Entre Búzios e Campos, fomos nos esbarrando nas quebradas da vida, enquanto os anos se somavam com os grãos de areia na parte inferior da ampulheta. Depois daquele meu primeiro amor maduro, iria ainda me relacionar enquanto homem com outras três amigas de Sandra, de faixas etárias bem distintas. A provar a democracia atemporal como critério dela em suas amizades e minha na eleição de amores, essas pontes serviram para aproximar minha relação com Sandrinha, quase sempre espaçada de contatos como a foz ramificada de um rio.
De fato, foi quando a vida e seus diferentes afluentes nos uniram próximos à desembocadura do Paraíba do Sul, que mantivemos nosso maior convívio. Aprovado em concurso da Uenf, para trabalhar no projeto da Escola Brasileira de Cinema e Televisão (EBCTV), para o qual o Solar do Colégio foi restaurado, mas que nunca saiu do papel, usei a estabilidade do emprego público para sair da casa dos meus pais. Nos 11 anos que morei em Atafona, entre 1995 e 2006, Sandra morou em algumas casas na mesma praia e na vizinha Grussaí, naqueles tempos pré-Porto do Açu, quando os aluguéis sanjoanenses ainda eram bem mais em conta que seus congêneres campistas.
Diante ao Atlântico, velas enfunadas de vento nordeste, frequentamos a casa um do outro, nas quais algumas vezes partilhamos conversas, músicas, filmes, cigarros e bebidas. Embora quase sempre alegre, era mulher de opiniões, vontades e temperamento fortes.
Depois que ambos voltamos a residir em Campos, deixando a intimidade comungada de eremitas praianos, tornamos também a perder contato. Se não me engano, a última vez em que nos vimos pessoalmente, no final da primeira década dos anos 2000, foi novamente em Búzios. Era o casamento de Fabiana Lubanco e Leonardo Santos, o Léo e Bia que souberam amar como num refrão de Oswaldo Montenegro. Conversamos bastante, eu e Sandrinha, dando boas risadas do nosso faroeste caboclo das duas últimas décadas e de tudo que vivêramos até ali.
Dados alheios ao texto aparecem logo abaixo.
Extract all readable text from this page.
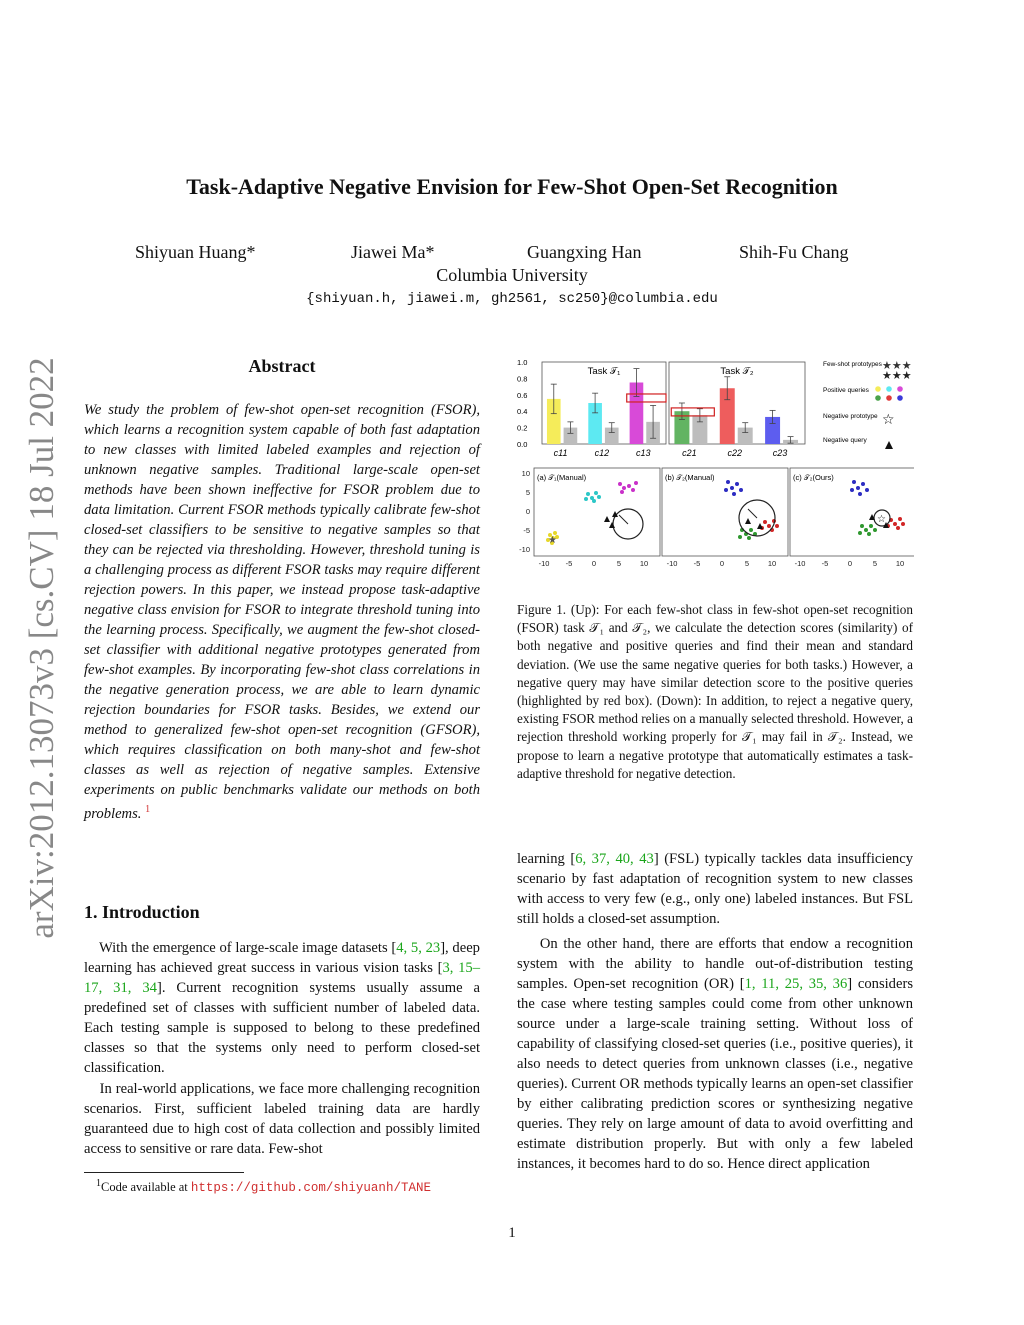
Task-Adaptive Negative Envision for Few-Shot Open-Set Recognition
Shiyuan Huang*	Jiawei Ma*	Guangxing Han	Shih-Fu Chang
Columbia University
{shiyuan.h, jiawei.m, gh2561, sc250}@columbia.edu
arXiv:2012.13073v3 [cs.CV] 18 Jul 2022	Abstract
We study the problem of few-shot open-set recognition (FSOR), which learns a recognition system capable of both fast adaptation to new classes with limited labeled examples and rejection of unknown negative samples. Traditional large-scale open-set methods have been shown ineffective for FSOR problem due to data limitation. Current FSOR methods typically calibrate few-shot closed-set classifiers to be sensitive to negative samples so that they can be rejected via thresholding. However, threshold tuning is a challenging process as different FSOR tasks may require different rejection powers. In this paper, we instead propose task-adaptive negative class envision for FSOR to integrate threshold tuning into the learning process. Specifically, we augment the few-shot closed-set classifier with additional negative prototypes generated from few-shot examples. By incorporating few-shot class correlations in the negative generation process, we are able to learn dynamic rejection boundaries for FSOR tasks. Besides, we extend our method to generalized few-shot open-set recognition (GFSOR), which requires classification on both many-shot and few-shot classes as well as rejection of negative samples. Extensive experiments on public benchmarks validate our methods on both problems. $^1$
1. Introduction
With the emergence of large-scale image datasets [4, 5, 23], deep learning has achieved great success in various vision tasks [3, 15–17, 31, 34]. Current recognition systems usually assume a predefined set of classes with sufficient number of labeled data. Each testing sample is supposed to belong to these predefined classes so that the systems only need to perform closed-set classification.
In real-world applications, we face more challenging recognition scenarios. First, sufficient labeled training data are hardly guaranteed due to high cost of data collection and possibly limited access to sensitive or rare data. Few-shot
$^1$Code available at https://github.com/shiyuanh/TANE
0.0
0.2
0.4
0.6
0.8
1.0
Task 𝒯₁
c11	c12	c13
Task 𝒯₂
c21	c22	c23
Few-shot prototypes ★★★
★★★
Positive queries
Negative prototype ☆
Negative query
(a) 𝒯₁(Manual)
★
(b) 𝒯₂(Manual)	(c) 𝒯₂(Ours)
☆
-10 -5	0	5 10 -10 -5	0	5 10 -10 -5	0	5 10
10
5
0
-5
-10
Figure 1. (Up): For each few-shot class in few-shot open-set recognition (FSOR) task 𝒯₁ and 𝒯₂, we calculate the detection scores (similarity) of both negative and positive queries and find their mean and standard deviation. (We use the same negative queries for both tasks.) However, a negative query may have similar detection score to the positive queries (highlighted by red box). (Down): In addition, to reject a negative query, existing FSOR method relies on a manually selected threshold. However, a rejection threshold working properly for 𝒯₁ may fail in 𝒯₂. Instead, we propose to learn a negative prototype that automatically estimates a task-adaptive threshold for negative detection.
learning [6, 37, 40, 43] (FSL) typically tackles data insufficiency scenario by fast adaptation of recognition system to new classes with access to very few (e.g., only one) labeled instances. But FSL still holds a closed-set assumption.
On the other hand, there are efforts that endow a recognition system with the ability to handle out-of-distribution testing samples. Open-set recognition (OR) [1, 11, 25, 35, 36] considers the case where testing samples could come from other unknown source under a large-scale training setting. Without loss of capability of classifying closed-set queries (i.e., positive queries), it also needs to detect queries from unknown classes (i.e., negative queries). Current OR methods typically learns an open-set classifier by either calibrating prediction scores or synthesizing negative queries. They rely on large amount of data to avoid overfitting and estimate distribution properly. But with only a few labeled instances, it becomes hard to do so. Hence direct application
1
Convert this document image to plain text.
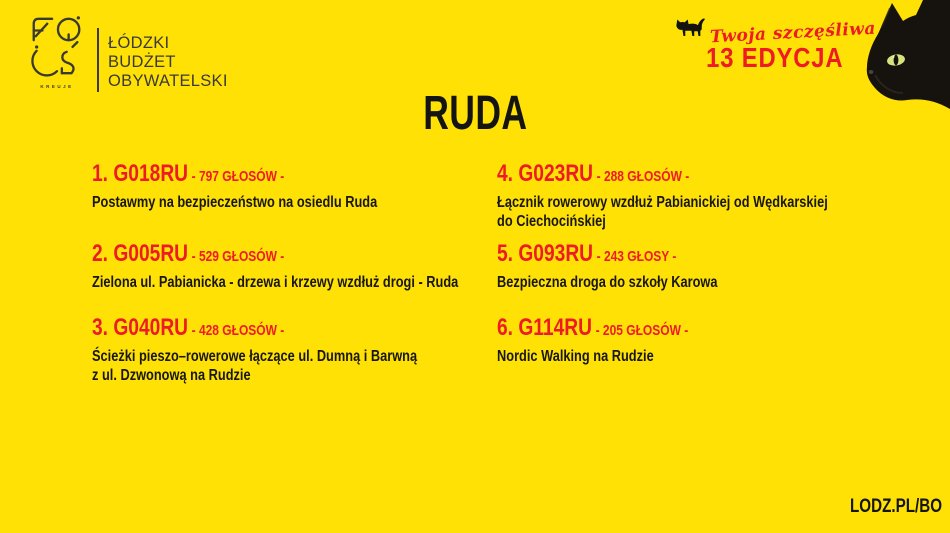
KREUJE
ŁÓDZKI
BUDŻET
OBYWATELSKI
Twoja szczęśliwa
13 EDYCJA
RUDA
1. G018RU - 797 GŁOSÓW -
Postawmy na bezpieczeństwo na osiedlu Ruda
2. G005RU - 529 GŁOSÓW -
Zielona ul. Pabianicka - drzewa i krzewy wzdłuż drogi - Ruda
3. G040RU - 428 GŁOSÓW -
Ścieżki pieszo–rowerowe łączące ul. Dumną i Barwną
z ul. Dzwonową na Rudzie
4. G023RU - 288 GŁOSÓW -
Łącznik rowerowy wzdłuż Pabianickiej od Wędkarskiej
do Ciechocińskiej
5. G093RU - 243 GŁOSY -
Bezpieczna droga do szkoły Karowa
6. G114RU - 205 GŁOSÓW -
Nordic Walking na Rudzie
LODZ.PL/BO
Não sei se um pouco antes, ou um pouco depois, soube que ela estava com câncer, esta doença desgraçada que, como meu pai dizia, mesmo antes de se saber outra sua vítima, “virou gripe!” Na última vez que nos falamos, por telefone, no ano passado, ela me ligou para buscar minha orientação como jornalista sobre o que fazer para denunciar maus tratos contra os animais, aos quais talvez tenha dedicado mais paixão do que a qualquer homem.
Hoje (ontem), ao saber da sua morte, dois dias após a eclosão de um aneurisma cerebral, em plena terça-feira de carnaval, na casa de Grussaí dos Coutinho, amigos comuns, não pude me furtar em pensar que naquela última ligação, talvez devesse tê-la convidado para um último chope, um último papo. Na dúvida, fica a certeza de um dos posts derradeiros de Sandra no face, datado de 31 de janeiro, numa dessas insondáveis profecias que só percebemos depois de cumpridas: “A saudade só é bonita na poesia. Na vida real ela arde”.
Publicado hoje na edição impressa da Folha da Manhã.
Bom Texto. Parabéns.
Que espetáculo !!
LINDAS PALAVRAS TEXTO BELO , PARABÉNS
Belissimo texto, bela homenagem a minha amiga. Sim, essa saudade arde no peito, na pele, nas lembrancas.
Grato, Cláudio, Fatima, Anita e Sil! Muito embora se tratem de parabenizações por um texto que não gostaria de ter escrito.
Meus Sentimentos à Todos que como Eu, Perderam uma Amiga Muito Querida!